UNE RELIGION DU TAUREAU
C’est une véritable somme qu’André Viard a réunie dans cet ouvrage d’une richesse phénoménale !
L’histoire de l’homme et de ses relations – le plus souvent religieuses – avec le taureau commence aux temps les plus lointains de la préhistoire : 2 remarques
- Les Paléontologues considèrent généralement que c’est parce que l’homme a mangé de la viande, en particulier celle de l’auroch primitif qu’il a pu développer son cerveau, multiplier les synapses et acquérir une forme de pensée et d’expression qu’il est seul à détenir dans le monde de la nature et de la vie terrestre.
- Dès ces temps préhistoriques les hommes chassaient pour se nourrir, mais aussi pour acquérir la puissance fécondatrice de l’animal qu’ils tuaient, première forme de religiosité dans le monde des premiers hominidés.
Certes, on retrouve dans cette première partie de l’ouvrage, des données qui ont été publiées en leur temps par Terres Taurines, notamment sur les sites comme le Mont Bego, mais aussi des coups de projecteur sur des lieux où l’on retrouve des symboles rupestres aussi bien dans le Sahara que dans les Andes ou l’Anatolie. Dans les formes de ces premières religions du Dieu Taureau, il est accompagné de son double féminin.
Viennent ensuite, au moment où l’histoire commence à se transmettre, l’épopée de Gilgamesh qui combat et sacrifie le taureau, puis Mithra dont la religion sera défaite par le Christianisme après quelques siècles de luttes. Même la religion juive, avant la rédaction de la Bible vers 600 avant JC, possédait un Dieu Taureau inspiré du Baal moyen-oriental.

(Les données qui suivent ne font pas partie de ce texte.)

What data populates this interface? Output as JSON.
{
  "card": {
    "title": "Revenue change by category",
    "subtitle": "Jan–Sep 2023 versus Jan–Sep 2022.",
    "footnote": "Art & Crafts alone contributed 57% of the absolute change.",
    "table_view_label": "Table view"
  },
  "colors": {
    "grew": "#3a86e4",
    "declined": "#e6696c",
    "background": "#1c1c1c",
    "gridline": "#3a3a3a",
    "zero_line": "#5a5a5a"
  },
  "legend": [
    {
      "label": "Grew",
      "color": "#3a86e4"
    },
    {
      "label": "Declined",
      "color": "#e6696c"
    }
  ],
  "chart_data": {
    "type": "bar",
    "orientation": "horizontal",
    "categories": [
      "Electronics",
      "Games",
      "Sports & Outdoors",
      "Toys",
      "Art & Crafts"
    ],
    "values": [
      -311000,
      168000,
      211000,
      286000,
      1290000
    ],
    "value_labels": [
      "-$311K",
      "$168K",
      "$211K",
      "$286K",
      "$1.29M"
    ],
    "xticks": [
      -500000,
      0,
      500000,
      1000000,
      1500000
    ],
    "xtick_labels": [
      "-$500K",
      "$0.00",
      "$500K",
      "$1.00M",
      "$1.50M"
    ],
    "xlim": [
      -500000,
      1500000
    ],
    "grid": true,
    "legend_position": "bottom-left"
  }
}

Les premières formes de tauromachie qui nous sont connues semblent être celles du monde mésopotamien sous forme de chasses (royales essentiellement), mais aussi celles du monde turc et de l’Extrême-Orient mongol ; sans oublier l’Inde l’Iran, et les tauromachies des pharaons égyptiens : il s’agit autant de s’emparer de la force du taureau que de prouver sa puissance en l’affrontant.

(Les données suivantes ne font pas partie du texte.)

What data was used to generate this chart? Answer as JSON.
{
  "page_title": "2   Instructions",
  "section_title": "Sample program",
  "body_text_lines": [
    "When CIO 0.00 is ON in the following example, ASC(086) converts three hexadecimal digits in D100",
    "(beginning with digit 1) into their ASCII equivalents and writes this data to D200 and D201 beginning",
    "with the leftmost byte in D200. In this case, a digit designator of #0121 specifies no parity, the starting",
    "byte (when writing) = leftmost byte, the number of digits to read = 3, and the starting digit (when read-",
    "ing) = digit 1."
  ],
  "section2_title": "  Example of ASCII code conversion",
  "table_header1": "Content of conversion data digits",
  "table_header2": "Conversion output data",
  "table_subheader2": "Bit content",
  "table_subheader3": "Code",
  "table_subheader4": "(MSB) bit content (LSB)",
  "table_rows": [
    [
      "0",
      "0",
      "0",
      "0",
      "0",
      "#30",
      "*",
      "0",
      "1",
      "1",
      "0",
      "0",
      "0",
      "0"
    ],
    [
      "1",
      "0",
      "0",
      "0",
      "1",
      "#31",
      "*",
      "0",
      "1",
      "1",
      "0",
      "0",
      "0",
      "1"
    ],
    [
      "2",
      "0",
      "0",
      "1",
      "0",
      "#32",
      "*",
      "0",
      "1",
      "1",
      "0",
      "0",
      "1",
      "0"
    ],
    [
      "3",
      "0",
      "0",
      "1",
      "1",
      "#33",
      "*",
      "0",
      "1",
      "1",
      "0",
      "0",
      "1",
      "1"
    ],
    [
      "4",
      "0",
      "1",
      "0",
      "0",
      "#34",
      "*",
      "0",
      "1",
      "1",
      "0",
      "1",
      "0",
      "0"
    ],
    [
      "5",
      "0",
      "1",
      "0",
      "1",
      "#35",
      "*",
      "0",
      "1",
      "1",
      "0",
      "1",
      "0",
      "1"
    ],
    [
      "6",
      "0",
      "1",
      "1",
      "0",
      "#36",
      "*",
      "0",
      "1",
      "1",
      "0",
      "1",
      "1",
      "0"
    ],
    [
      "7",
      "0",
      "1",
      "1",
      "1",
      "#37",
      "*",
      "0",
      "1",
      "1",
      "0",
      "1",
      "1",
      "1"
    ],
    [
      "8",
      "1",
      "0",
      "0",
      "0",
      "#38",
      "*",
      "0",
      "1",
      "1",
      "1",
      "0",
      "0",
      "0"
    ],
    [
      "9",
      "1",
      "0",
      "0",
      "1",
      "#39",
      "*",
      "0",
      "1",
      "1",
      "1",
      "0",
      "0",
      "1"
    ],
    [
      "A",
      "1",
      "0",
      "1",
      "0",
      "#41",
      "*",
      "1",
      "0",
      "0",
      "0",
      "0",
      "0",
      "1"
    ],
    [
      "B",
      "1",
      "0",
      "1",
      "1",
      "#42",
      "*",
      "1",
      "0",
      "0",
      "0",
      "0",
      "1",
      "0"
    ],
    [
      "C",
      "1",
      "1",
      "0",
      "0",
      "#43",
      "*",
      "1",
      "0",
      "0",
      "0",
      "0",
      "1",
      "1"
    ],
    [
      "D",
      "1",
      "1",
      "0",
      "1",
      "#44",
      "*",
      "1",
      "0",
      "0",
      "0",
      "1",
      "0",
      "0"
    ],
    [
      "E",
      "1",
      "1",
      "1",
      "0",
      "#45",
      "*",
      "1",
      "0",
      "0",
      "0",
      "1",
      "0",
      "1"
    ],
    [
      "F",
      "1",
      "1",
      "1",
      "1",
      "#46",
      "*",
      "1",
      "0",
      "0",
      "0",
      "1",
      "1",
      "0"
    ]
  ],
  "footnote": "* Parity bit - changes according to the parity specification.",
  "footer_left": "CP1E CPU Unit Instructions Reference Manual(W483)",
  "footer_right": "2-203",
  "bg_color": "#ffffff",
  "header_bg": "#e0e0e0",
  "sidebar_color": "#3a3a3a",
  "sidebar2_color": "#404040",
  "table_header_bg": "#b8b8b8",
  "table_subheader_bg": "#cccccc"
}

Plus près de nous, la Grèce célèbre l’enlèvement d’Europe par Zeus transformé en taureau, et justifie la chasse : « La seule chasse digne des jeunes gens c’est la chasse dans laquelle ce sont les animaux sauvages qui sont le gibier… et où l’âme de l’homme travaille à maîtriser la force sauvage de la bête. » (Platon : Lois VII).
Cela se retrouvait aussi chez les Celtes et plus tard les Gaulois et les Francs qui chassaient eux aussi l’auroch, en Crête avec le minotaure mais aussi les jeux taurins, et enfin Rome où contrairement à ce que l’on imagine habituellement, les arènes étaient plus souvent consacrées à des chasse (venationes) qu’aux combats de gladiateurs. Seul le coût des spectacles les fera disparaître peu à peu, même si les techniques évoluèrent pour pouvoir faire servir plusieurs fois les animaux. Ce fut d’ailleurs à Rome qu’apparut la première forme de muleta !
Les siècles suivants furent consacrés à des tauromachies cynégétiques et guerrières, notamment en Espagne mais aussi en France et en Italie ou au Mexique : ces luttes servaient d’entraînement à la guerre.
L’Eglise eut au 18 ème siècle, des velléités de s’opposer à la tauromachie, non pour protéger les animaux, mais parce que l’homme ne devait pas risquer sa vie pour un spectacle. Mais la passion des peuples (la fureur taurine écrit Bartolomé Bennassar) ne pouvait être vaincue par des arguments philosophiques et la corrida moderne vit le jour avec l’invention de la muleta, le traité de tauromachie de Paquiro, et enfin, la révolution belmontienne.
La dernière partie de l’ouvrage est une défense ardente et bien argumentée de la tauromachie contre les idéologies antispécistes, la mode végane, suivie d’un retour sur les religions et la psychanalyse interprétant le sens du combat et le risque de sa vie pour le torero.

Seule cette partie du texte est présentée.